Number formatting has always been a pain to get right. With Zod 4 it's now got built in support for all the day to day formats we use in TypeScript. Anything else we can do with a custom format.

z.int();      // [Number.MIN_SAFE_INTEGER, Number.MAX_SAFE_INTEGER],
z.float32();  // [-3.4028234663852886e38, 3.4028234663852886e38]
z.float64();  // [-1.7976931348623157e308, 1.7976931348623157e308]
z.int32();    // [-2147483648, 2147483647]
z.uint32();   // [0, 4294967295]
z.int64();    // [-9223372036854775808n, 9223372036854775807n]
z.uint64();   // [0n, 18446744073709551615n]

Improved error handling and customisation

One of the most frustrating things a user can experience is a validation error on a site with poor error handling. Zod had the zod-validation-error package to use with Zod 3 but now Zod 4 has that all built in and it's been improved to have prettification on top:

const error = new z.ZodError([
  {
    code: 'unrecognized_keys',
    keys: [ 'extraField' ],
    path: [],
    message: 'Unrecognized key: "extraField"'
  },
  {
    expected: 'string',
    code: 'invalid_type',
    path: [ 'username' ],
    message: 'Invalid input: expected string, received number'
  },
  {
    origin: 'number',
    code: 'too_small',
    minimum: 0,
    inclusive: true,
    path: [ 'favoriteNumbers', 1 ],
    message: 'Too small: expected number to be >=0'
  }
]);

z.prettifyError(error);

This will return the following:

  ✖ Unrecognized key: "extraField"
  ✖ Invalid input: expected string, received number
    → at username
  ✖ Invalid input: expected number, received string
    → at favoriteNumbers[1]

Here's to hoping that we'll be able to configure this in the future, but for now we're stuck with it like this!

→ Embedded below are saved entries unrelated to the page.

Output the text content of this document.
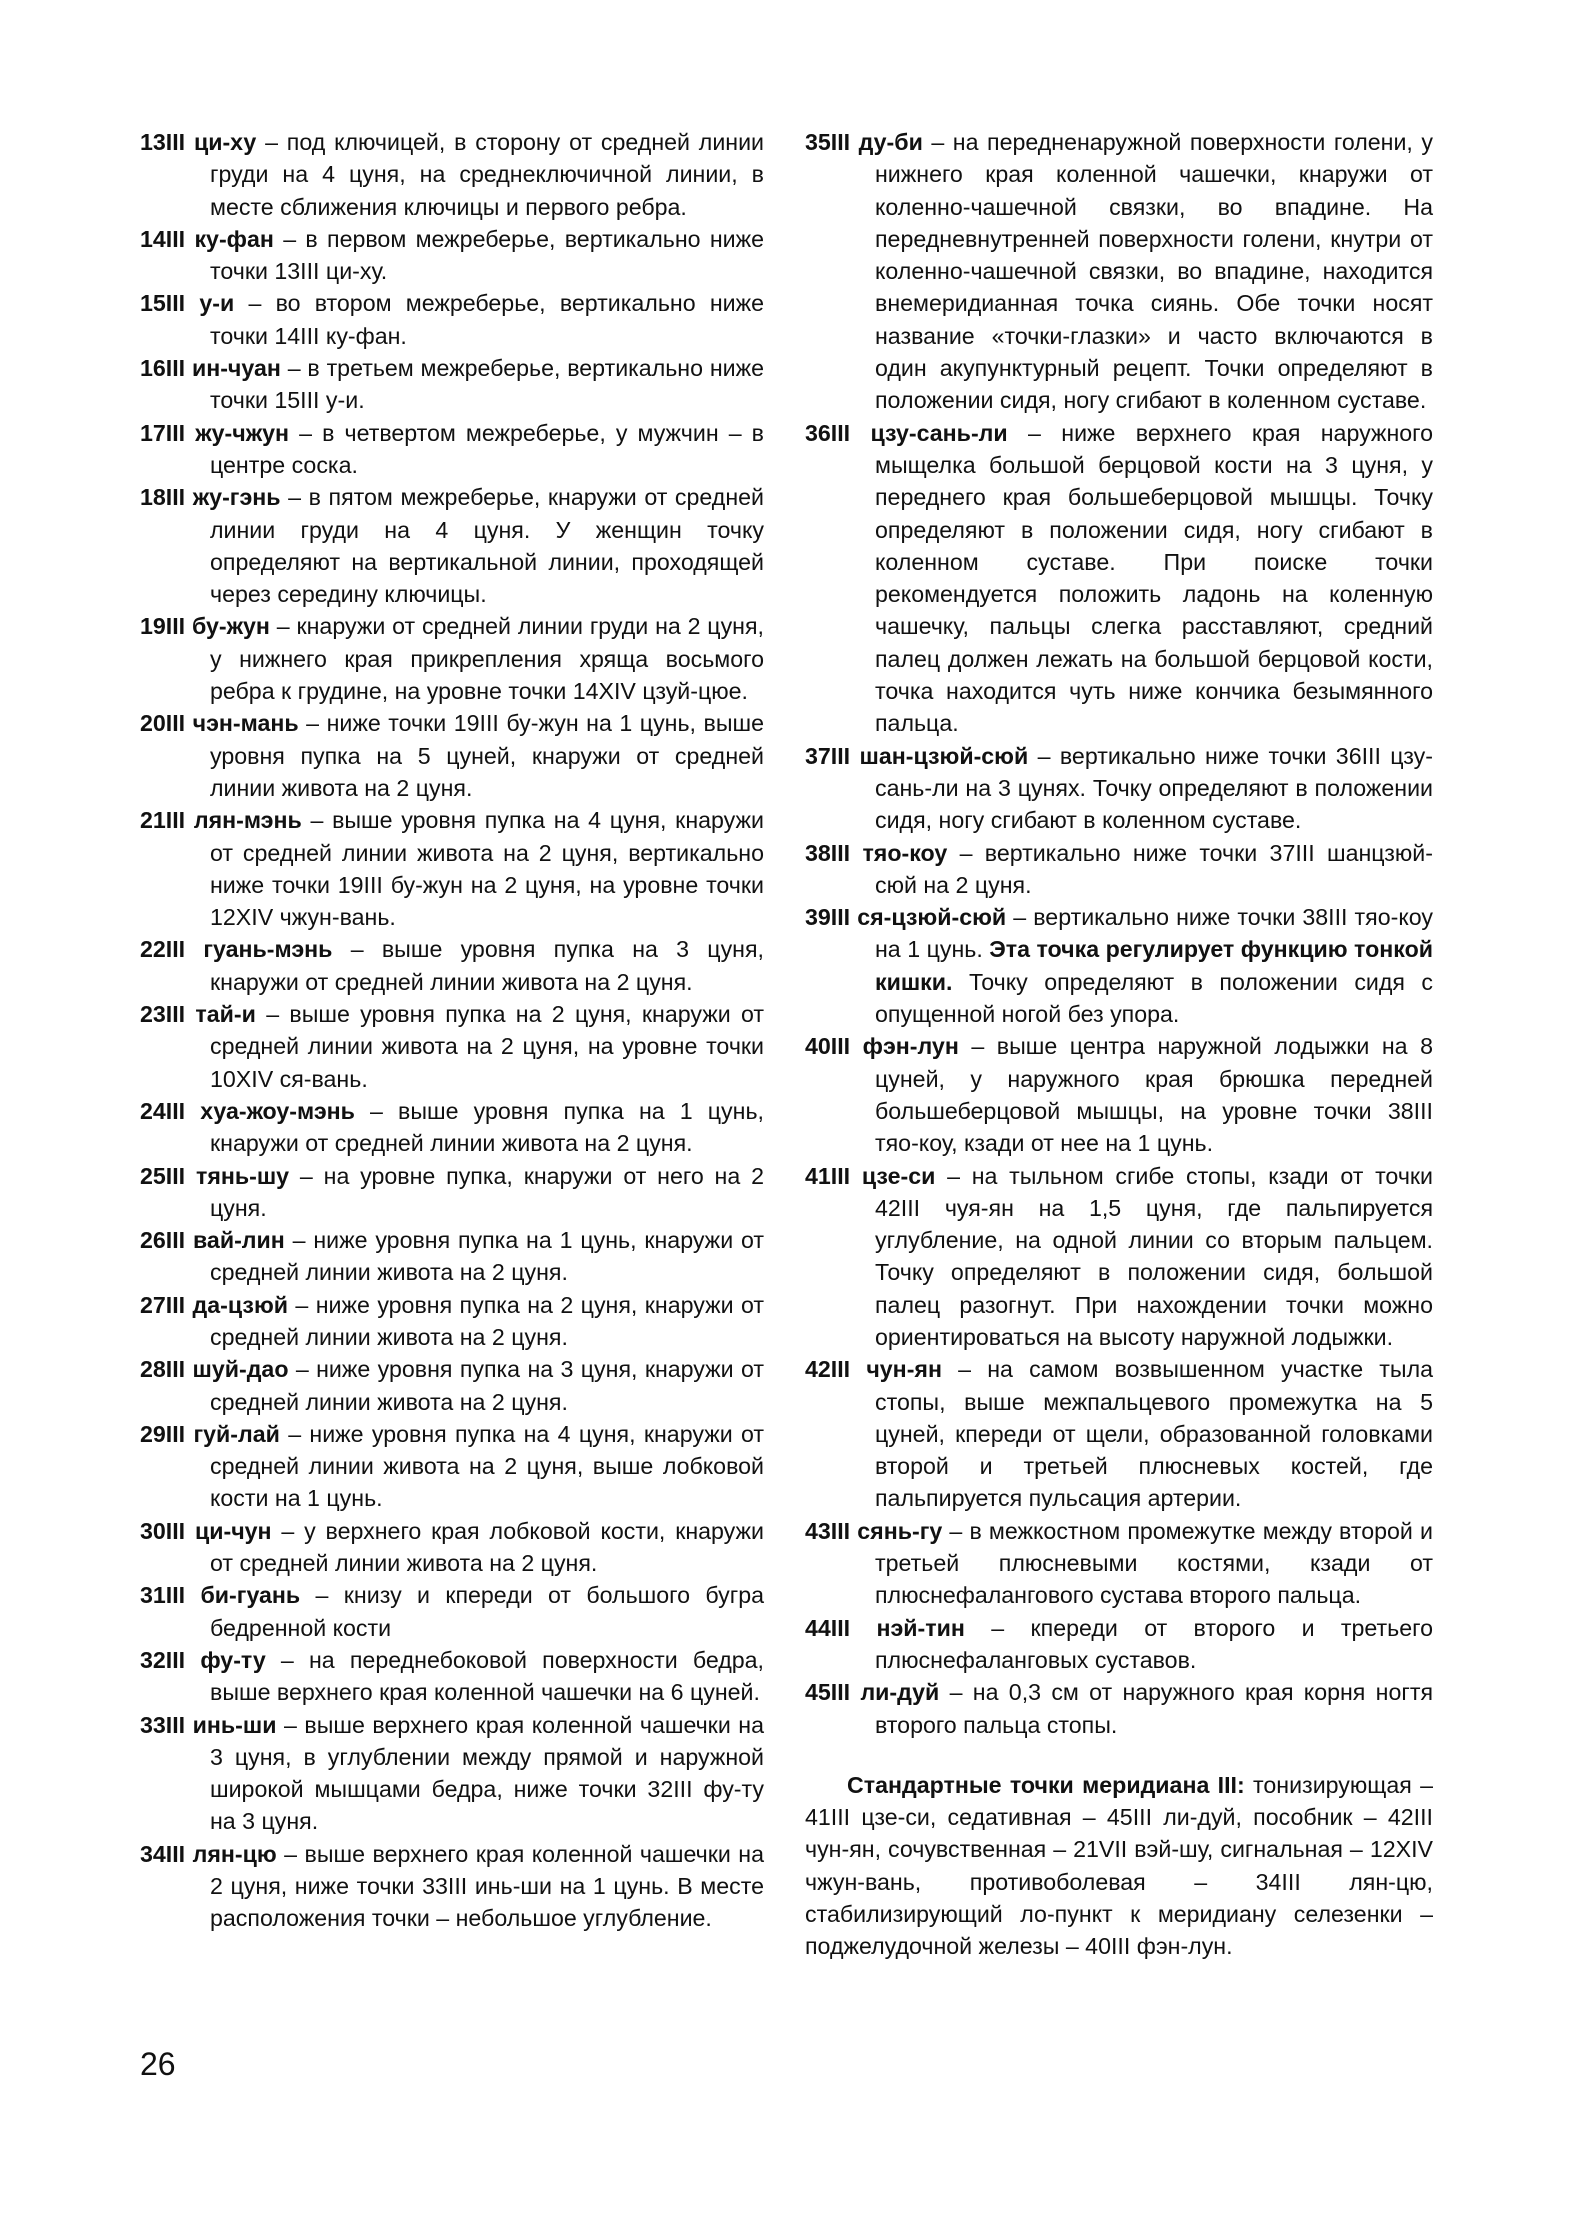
13III ци-ху – под ключицей, в сторону от средней линии груди на 4 цуня, на среднеключичной линии, в месте сближения ключицы и первого ребра.

14III ку-фан – в первом межреберье, вертикально ниже точки 13III ци-ху.

15III у-и – во втором межреберье, вертикально ниже точки 14III ку-фан.

16III ин-чуан – в третьем межреберье, вертикально ниже точки 15III у-и.

17III жу-чжун – в четвертом межреберье, у мужчин – в центре соска.

18III жу-гэнь – в пятом межреберье, кнаружи от средней линии груди на 4 цуня. У женщин точку определяют на вертикальной линии, проходящей через середину ключицы.

19III бу-жун – кнаружи от средней линии груди на 2 цуня, у нижнего края прикрепления хряща восьмого ребра к грудине, на уровне точки 14XIV цзуй-цюе.

20III чэн-мань – ниже точки 19III бу-жун на 1 цунь, выше уровня пупка на 5 цуней, кнаружи от средней линии живота на 2 цуня.

21III лян-мэнь – выше уровня пупка на 4 цуня, кнаружи от средней линии живота на 2 цуня, вертикально ниже точки 19III бу-жун на 2 цуня, на уровне точки 12XIV чжун-вань.

22III гуань-мэнь – выше уровня пупка на 3 цуня, кнаружи от средней линии живота на 2 цуня.

23III тай-и – выше уровня пупка на 2 цуня, кнаружи от средней линии живота на 2 цуня, на уровне точки 10XIV ся-вань.

24III хуа-жоу-мэнь – выше уровня пупка на 1 цунь, кнаружи от средней линии живота на 2 цуня.

25III тянь-шу – на уровне пупка, кнаружи от него на 2 цуня.

26III вай-лин – ниже уровня пупка на 1 цунь, кнаружи от средней линии живота на 2 цуня.

27III да-цзюй – ниже уровня пупка на 2 цуня, кнаружи от средней линии живота на 2 цуня.

28III шуй-дао – ниже уровня пупка на 3 цуня, кнаружи от средней линии живота на 2 цуня.

29III гуй-лай – ниже уровня пупка на 4 цуня, кнаружи от средней линии живота на 2 цуня, выше лобковой кости на 1 цунь.

30III ци-чун – у верхнего края лобковой кости, кнаружи от средней линии живота на 2 цуня.

31III би-гуань – книзу и кпереди от большого бугра бедренной кости

32III фу-ту – на переднебоковой поверхности бедра, выше верхнего края коленной чашечки на 6 цуней.

33III инь-ши – выше верхнего края коленной чашечки на 3 цуня, в углублении между прямой и наружной широкой мышцами бедра, ниже точки 32III фу-ту на 3 цуня.

34III лян-цю – выше верхнего края коленной чашечки на 2 цуня, ниже точки 33III инь-ши на 1 цунь. В месте расположения точки – небольшое углубление.

35III ду-би – на передненаружной поверхности голени, у нижнего края коленной чашечки, кнаружи от коленно-чашечной связки, во впадине. На передневнутренней поверхности голени, кнутри от коленно-чашечной связки, во впадине, находится внемеридианная точка сиянь. Обе точки носят название «точки-глазки» и часто включаются в один акупунктурный рецепт. Точки определяют в положении сидя, ногу сгибают в коленном суставе.

36III цзу-сань-ли – ниже верхнего края наружного мыщелка большой берцовой кости на 3 цуня, у переднего края большеберцовой мышцы. Точку определяют в положении сидя, ногу сгибают в коленном суставе. При поиске точки рекомендуется положить ладонь на коленную чашечку, пальцы слегка расставляют, средний палец должен лежать на большой берцовой кости, точка находится чуть ниже кончика безымянного пальца.

37III шан-цзюй-сюй – вертикально ниже точки 36III цзу-сань-ли на 3 цунях. Точку определяют в положении сидя, ногу сгибают в коленном суставе.

38III тяо-коу – вертикально ниже точки 37III шанцзюй-сюй на 2 цуня.

39III ся-цзюй-сюй – вертикально ниже точки 38III тяо-коу на 1 цунь. Эта точка регулирует функцию тонкой кишки. Точку определяют в положении сидя с опущенной ногой без упора.

40III фэн-лун – выше центра наружной лодыжки на 8 цуней, у наружного края брюшка передней большеберцовой мышцы, на уровне точки 38III тяо-коу, кзади от нее на 1 цунь.

41III цзе-си – на тыльном сгибе стопы, кзади от точки 42III чуя-ян на 1,5 цуня, где пальпируется углубление, на одной линии со вторым пальцем. Точку определяют в положении сидя, большой палец разогнут. При нахождении точки можно ориентироваться на высоту наружной лодыжки.

42III чун-ян – на самом возвышенном участке тыла стопы, выше межпальцевого промежутка на 5 цуней, кпереди от щели, образованной головками второй и третьей плюсневых костей, где пальпируется пульсация артерии.

43III сянь-гу – в межкостном промежутке между второй и третьей плюсневыми костями, кзади от плюснефалангового сустава второго пальца.

44III нэй-тин – кпереди от второго и третьего плюснефаланговых суставов.

45III ли-дуй – на 0,3 см от наружного края корня ногтя второго пальца стопы.

Стандартные точки меридиана III: тонизирующая – 41III цзе-си, седативная – 45III ли-дуй, пособник – 42III чун-ян, сочувственная – 21VII вэй-шу, сигнальная – 12XIV чжун-вань, противоболевая – 34III лян-цю, стабилизирующий ло-пункт к меридиану селезенки – поджелудочной железы – 40III фэн-лун.

26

Better performance optimisations

Performance has been a big focus for the latest version of Zod. Benchmarking the basics shows a vast improvement. With the object being the most heavily used and parsed, having a 10x faster version with 4 is going to make the runtimes tumble.

benchmark      time (avg)             (min … max)      p75      p99      p999
-----------------------------------------------------------------------------
• z.object().parse
-----------------------------------------------------------------------------
zod3          857 µs/iter     (604 µs … 4'106 µs)    668 µs  3'782 µs  4'106 µs
zod4       61'999 ns/iter  (44'043 ns … 2'156 µs) 51'728 ns    215 µs  1'680 µs
valibot       351 µs/iter       (301 µs … 973 µs)    345 µs    626 µs    742 µs

summary for z.object().parse
  zod4
  5.66x faster than valibot
  13.83x faster than zod3

Custom email regex

When developers want to regex they'll more than likely look up online for a regex that they think is going to solve all their problems. But without knowledge of what that regex pattern is doing, and some lengthy testing, there will usually be some edge cases that are going to fall fowl of the requirements. With Zod 4 we can now select from common email expressions, as well as defining our own ones:

// Zod's default email regex (Gmail rules)
z.email(); // z.regexes.email
 
// the regex used by browsers to validate input[type=email] fields
z.email({ pattern: z.regexes.html5Email });
 
// the classic emailregex.com regex (RFC 5322)
z.email({ pattern: z.regexes.rfc5322Email });
 
// a loose regex that allows Unicode (good for intl emails)
z.email({ pattern: z.regexes.unicodeEmail });

This is going to help quickly create a verification pattern for emails, and should cover what we usually want to use. But for more complex requirements we can also have some custom patterns using standard string.

Summary

Well that's a few really good additions to Zod and with it's popularity growing, and this still being a Beta release of Zod 4 we can expect to see some more features being added as work continues. There are some other things that I've not covered here, but it's a very big update and I'll come back and have a look again when we get to full release. But for now I recommend you check out Zod and give it a try. It works well with Next.js too so it's something I would definitely recommend to have a look at.

All articles are my own thoughts. Gathered from reading articles and trying things out.